Si ces deux « twists » portent des coups sévères à la cohérence du récit, le troisième, en revanche, donne le coup de grâce à la prémisse. Il a lieu à la fin du dernière épisode : contre toute logique, Ethan se sacrifie pour tuer une poignée de monstres grimaçants et son fils reçoit un débris sur la tête, qui le précipite dans le coma. Après de trois ans et demi de congélation, ce dernier découvre Wayward Pines reconstruite, restaurée dans sa tranquillité de small town avec pique-nique sur la pelouse et enfants qui jouent – à un petit détail près : des adolescents psychopathes ont pris le contrôle de la ville, érigeant une statue à l’ancien despote éclairé devenu Néron de banlieue pavillonnaire et punissant tous les adultes déviants d’une pendaison aux réverbères.

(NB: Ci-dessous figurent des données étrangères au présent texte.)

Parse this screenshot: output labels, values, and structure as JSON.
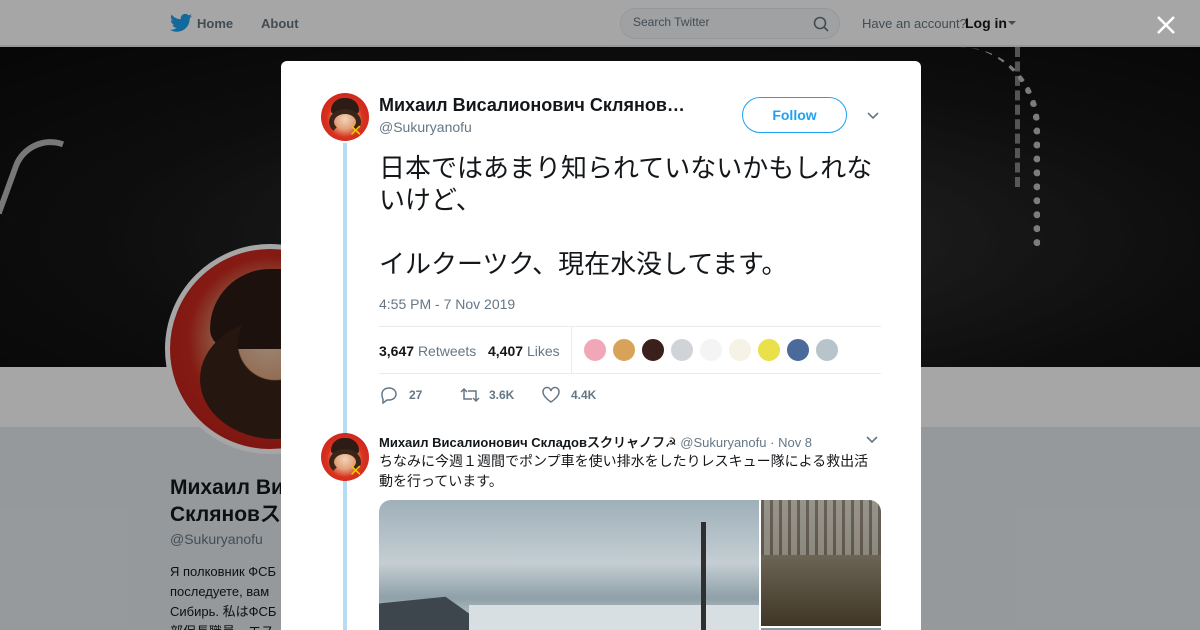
{
  "nav": {
    "home_label": "Home",
    "about_label": "About",
    "search_placeholder": "Search Twitter",
    "account_prompt": "Have an account?",
    "login_label": "Log in"
  },
  "profile": {
    "name_line1": "Михаил Ви",
    "name_line2": "Склянов",
    "name_line2_tail": "ス",
    "handle": "@Sukuryanofu",
    "bio_lines": [
      "Я полковник ФСБ",
      "последуете, вам",
      "Сибирь. 私はФСБ",
      "部保長職員。エス"
    ]
  },
  "tweet": {
    "author_name": "Михаил Висалионович Склянов…",
    "author_handle": "@Sukuryanofu",
    "follow_label": "Follow",
    "text": "日本ではあまり知られていないかもしれないけど、\n\nイルクーツク、現在水没してます。",
    "timestamp": "4:55 PM - 7 Nov 2019",
    "retweets_count": "3,647",
    "retweets_label": "Retweets",
    "likes_count": "4,407",
    "likes_label": "Likes",
    "liker_colors": [
      "#f2a7b8",
      "#d9a25a",
      "#3a1f1a",
      "#d0d4d8",
      "#f4f4f4",
      "#f7f2e6",
      "#e9e04a",
      "#4a6a9a",
      "#b8c4cc"
    ],
    "reply_count": "27",
    "retweet_count_short": "3.6K",
    "like_count_short": "4.4K"
  },
  "reply": {
    "author_name": "Михаил Висалионович Складовスクリャノフ☭",
    "author_handle": "@Sukuryanofu",
    "date": "Nov 8",
    "text": "ちなみに今週１週間でポンプ車を使い排水をしたりレスキュー隊による救出活動を行っています。"
  },
  "colors": {
    "accent": "#1da1f2",
    "thread_line": "#b6dcf1",
    "muted": "#657786"
  }
}
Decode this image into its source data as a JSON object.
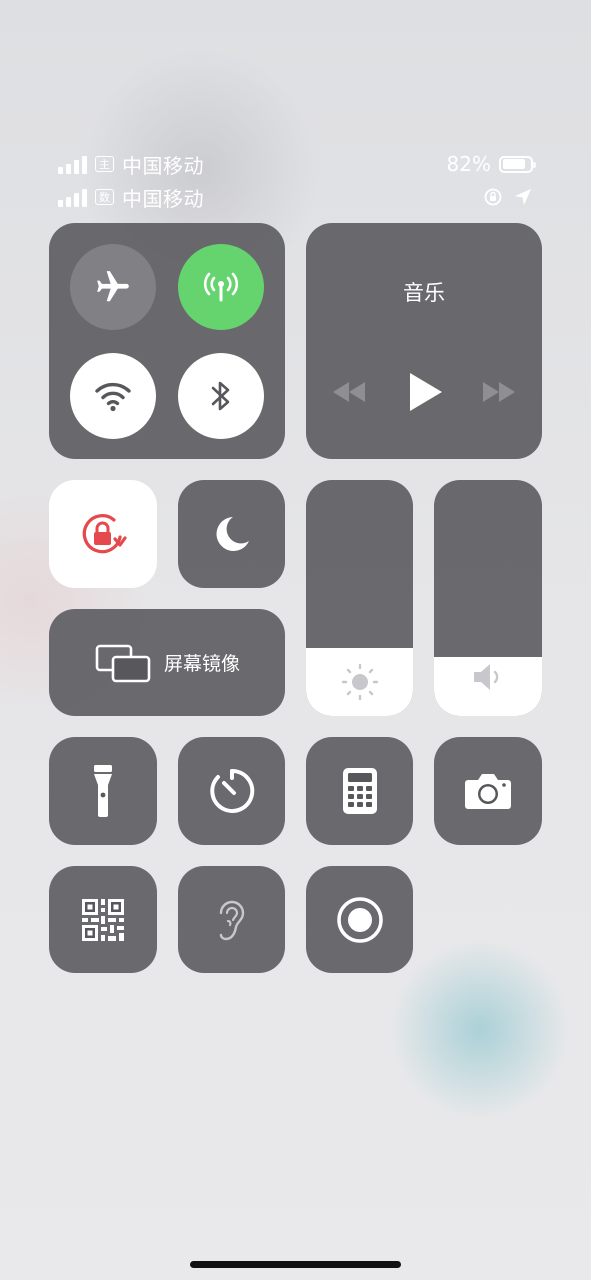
{
  "status": {
    "sim1": {
      "badge": "主",
      "carrier": "中国移动"
    },
    "sim2": {
      "badge": "数",
      "carrier": "中国移动"
    },
    "battery_text": "82%",
    "battery_level": 0.82
  },
  "connectivity": {
    "airplane": {
      "icon": "airplane-icon",
      "active": false
    },
    "cellular": {
      "icon": "cellular-antenna-icon",
      "active": true
    },
    "wifi": {
      "icon": "wifi-icon",
      "active": true
    },
    "bluetooth": {
      "icon": "bluetooth-icon",
      "active": true
    }
  },
  "music": {
    "title": "音乐",
    "controls": [
      "rewind-icon",
      "play-icon",
      "fast-forward-icon"
    ]
  },
  "toggles": {
    "orientation_lock": {
      "icon": "orientation-lock-icon",
      "active": true
    },
    "do_not_disturb": {
      "icon": "moon-icon",
      "active": false
    }
  },
  "screen_mirroring": {
    "label": "屏幕镜像",
    "icon": "screen-mirroring-icon"
  },
  "sliders": {
    "brightness": {
      "icon": "sun-icon",
      "level": 0.29
    },
    "volume": {
      "icon": "speaker-icon",
      "level": 0.25
    }
  },
  "shortcuts": [
    {
      "name": "flashlight",
      "icon": "flashlight-icon"
    },
    {
      "name": "timer",
      "icon": "timer-icon"
    },
    {
      "name": "calculator",
      "icon": "calculator-icon"
    },
    {
      "name": "camera",
      "icon": "camera-icon"
    },
    {
      "name": "qr-scanner",
      "icon": "qr-code-icon"
    },
    {
      "name": "hearing",
      "icon": "ear-icon"
    },
    {
      "name": "screen-recording",
      "icon": "record-icon"
    }
  ],
  "colors": {
    "tile": "#58585c",
    "active_green": "#65d46e",
    "lock_red": "#e5484d",
    "white": "#ffffff"
  }
}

Soudain, la prémisse des neuf épisodes précédents vole en éclat. La vérité, finalement, ne triomphe pas du tout ; elle se fait anéantir dans un ascenseur parce qu’elle a bêtement oublié d’emporter un minuteur, tout ça pour remplacer la tranquille société de surveillance à la papa par une dystopie adolescente où des expositions de pendus se substituent aux rares égorgements d’autrefois. Tout le monde, désormais, connaît la vérité – comme le souhaitait le défunt Ethan – mais cette révélation n’a fait qu’aggraver le sort des habitants. Papa est mort pour rien, nous avons regardé dix épisodes pour rien et nous nous promettons de passer notre chemin si la Fox commettait l’erreur de commander au gentil M. Night une deuxième saison.
Ma conclusion
Qu’on me comprenne bien : mon propos n’est pas de vous convaincre d’utiliser une prémisse. L’un de mes romans, Le sachet de bonbons, n’en contient pas, ce qui a conduit certains lecteurs à ne pas aimer la fin. Les prémisses correspondent à une vision du monde rationnelle et cohérente, où nos actions sont dirigées par de grands principes et où leur résultat n’est pas troublé par l’intervention intempestive du hasard.
Mais si vous mettez en œuvre des personnages simples et solides – certains diraient stéréotypés – affrontant des ennemis incarnant clairement le mal, vous aurez probablement du mal à convaincre vos lecteurs si vous ne disposez pas d’une prémisse bien construite.